Erosion of Subscription Video is About 1% a Year
The strategic problem faced by traditional video subscription services is not that massive customer desertion is happening now. In fact, attrition, though real, is rather low at the moment.
According to The Diffusion Group, nearly 88 percent of all adult broadband Internet access users in the United States subscribe to a cable, satellite, or telco-TV service.
“The notion that we’re on the edge of a ‘mass exodus’ from incumbent pay-TV services to online substitutes is not supported by the data,” says Michael Greeson, co-founder of TDG and director of research.
The longer term problem is that younger consumers do not seem to buy the product as heavily as older consumers. And unless that changes, trouble lies ahead.
For example, TV subscription rates among those 25 to 34 are 82 percent, and 85 percent among those 18 to 24.

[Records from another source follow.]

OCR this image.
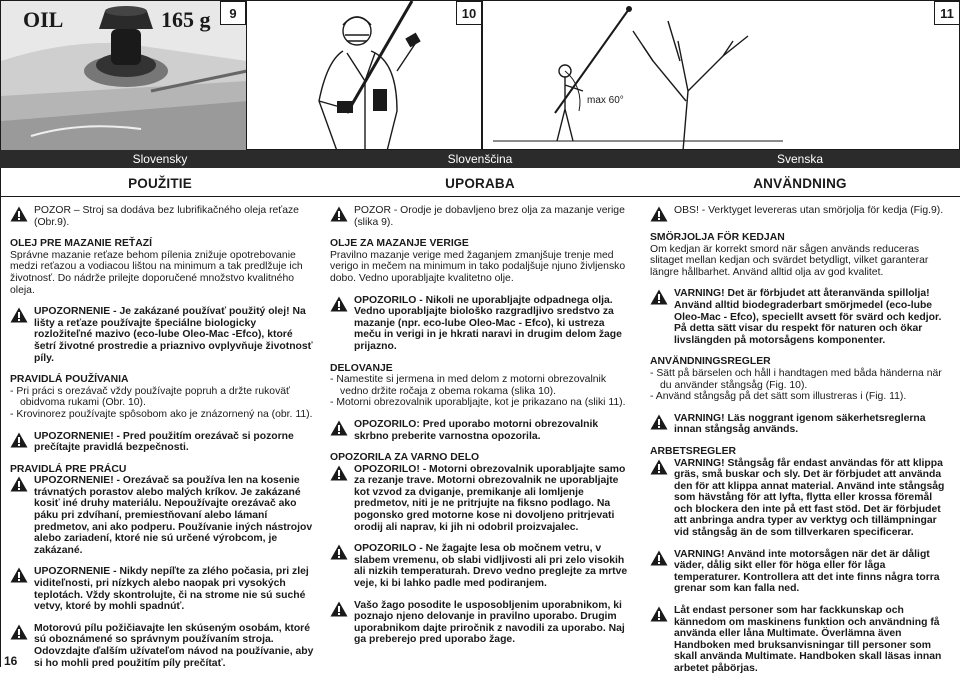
OIL	165 g	9	10
max 60°
11
Slovensky	Slovenščina	Svenska
POUŽITIE	UPORABA	ANVÄNDNING
POZOR – Stroj sa dodáva bez lubrifikačného oleja reťaze (Obr.9).

OLEJ PRE MAZANIE REŤAZÍ

Správne mazanie reťaze behom pílenia znižuje opotrebovanie medzi reťazou a vodiacou lištou na minimum a tak predlžuje ich životnosť. Do nádrže prilejte doporučené množstvo kvalitného oleja.

UPOZORNENIE - Je zakázané používať použitý olej! Na lišty a reťaze používajte špeciálne biologicky rozložiteľné mazivo (eco-lube Oleo-Mac -Efco), ktoré šetrí životné prostredie a priaznivo ovplyvňuje životnosť píly.

PRAVIDLÁ POUŽÍVANIA

- Pri práci s orezávač vždy používajte popruh a držte rukoväť obidvoma rukami (Obr. 10).
- Krovinorez používajte spôsobom ako je znázornený na (obr. 11).
UPOZORNENIE! - Pred použitím orezávač si pozorne prečítajte pravidlá bezpečnosti.

PRAVIDLÁ PRE PRÁCU

UPOZORNENIE! - Orezávač sa používa len na kosenie trávnatých porastov alebo malých kríkov. Je zakázané kosiť iné druhy materiálu. Nepoužívajte orezávač ako páku pri zdvíhaní, premiestňovaní alebo lámaní predmetov, ani ako podperu. Používanie iných nástrojov alebo zariadení, ktoré nie sú určené výrobcom, je zakázané.
UPOZORNENIE - Nikdy nepíľte za zlého počasia, pri zlej viditeľnosti, pri nízkych alebo naopak pri vysokých teplotách. Vždy skontrolujte, či na strome nie sú suché vetvy, ktoré by mohli spadnúť.
Motorovú pílu požičiavajte len skúseným osobám, ktoré sú oboznámené so správnym používaním stroja. Odovzdajte ďalším užívateľom návod na používanie, aby si ho mohli pred použitím píly prečítať.
POZOR - Orodje je dobavljeno brez olja za mazanje verige (slika 9).

OLJE ZA MAZANJE VERIGE

Pravilno mazanje verige med žaganjem zmanjšuje trenje med verigo in mečem na minimum in tako podaljšuje njuno življensko dobo. Vedno uporabljajte kvalitetno olje.

OPOZORILO - Nikoli ne uporabljajte odpadnega olja. Vedno uporabljajte biološko razgradljivo sredstvo za mazanje (npr. eco-lube Oleo-Mac - Efco), ki ustreza meču in verigi in je hkrati naravi in drugim delom žage prijazno.

DELOVANJE

- Namestite si jermena in med delom z motorni obrezovalnik vedno držite ročaja z obema rokama (slika 10).
- Motorni obrezovalnik uporabljajte, kot je prikazano na (sliki 11).
OPOZORILO: Pred uporabo motorni obrezovalnik skrbno preberite varnostna opozorila.

OPOZORILA ZA VARNO DELO

OPOZORILO! - Motorni obrezovalnik uporabljajte samo za rezanje trave. Motorni obrezovalnik ne uporabljajte kot vzvod za dviganje, premikanje ali lomljenje predmetov, niti je ne pritrjujte na fiksno podlago. Na pogonsko gred motorne kose ni dovoljeno pritrjevati orodij ali naprav, ki jih ni odobril proizvajalec.
OPOZORILO - Ne žagajte lesa ob močnem vetru, v slabem vremenu, ob slabi vidljivosti ali pri zelo visokih ali nizkih temperaturah. Drevo vedno preglejte za mrtve veje, ki bi lahko padle med podiranjem.
Vašo žago posodite le usposobljenim uporabnikom, ki poznajo njeno delovanje in pravilno uporabo. Drugim uporabnikom dajte priročnik z navodili za uporabo. Naj ga preberejo pred uporabo žage.
OBS! - Verktyget levereras utan smörjolja för kedja (Fig.9).

SMÖRJOLJA FÖR KEDJAN

Om kedjan är korrekt smord när sågen används reduceras slitaget mellan kedjan och svärdet betydligt, vilket garanterar längre hållbarhet. Använd alltid olja av god kvalitet.

VARNING! Det är förbjudet att återanvända spillolja! Använd alltid biodegraderbart smörjmedel (eco-lube Oleo-Mac - Efco), speciellt avsett för svärd och kedjor. På detta sätt visar du respekt för naturen och ökar livslängden på motorsågens komponenter.

ANVÄNDNINGSREGLER

- Sätt på bärselen och håll i handtagen med båda händerna när du använder stångsåg (Fig. 10).
- Använd stångsåg på det sätt som illustreras i (Fig. 11).
VARNING! Läs noggrant igenom säkerhetsreglerna innan stångsåg används.

ARBETSREGLER

VARNING! Stångsåg får endast användas för att klippa gräs, små buskar och sly. Det är förbjudet att använda den för att klippa annat material. Använd inte stångsåg som hävstång för att lyfta, flytta eller krossa föremål och blockera den inte på ett fast stöd. Det är förbjudet att anbringa andra typer av verktyg och tillämpningar vid stångsåg än de som tillverkaren specificerar.
VARNING! Använd inte motorsågen när det är dåligt väder, dålig sikt eller för höga eller för låga temperaturer. Kontrollera att det inte finns några torra grenar som kan falla ned.
Låt endast personer som har fackkunskap och kännedom om maskinens funktion och användning få använda eller låna Multimate. Överlämna även Handboken med bruksanvisningar till personer som skall använda Multimate. Handboken skall läsas innan arbetet påbörjas.
16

Note that the TDG metric is adoption of subscription TV among “broadband households.”
Of course, since household adoption of broadband Internet access is itself a percentage of all occupied U.S. homes, the adoption of video entertainment services as a percentage of all occupied U.S. homes might be lower than 88 percent.
U.S. broadband penetration is estimated at 78 percent of U.S. homes. If 88 percent of those homes buy a video service, then video penetration hypothetically (some homes buy video service but not broadband or dial-up access) could be as low as 69 percent.
Nobody believes video subscription rates are that low, estimating that more than 102 million U.S. homes actually buy a subscription. That compares to about 115.6 million TV households altogether, including homes that only watch over the air TV.
If there are about 130 million occupied homes, that implies video subsription penetration of about 78 percent, oddly enough the same penetration rate as broadband.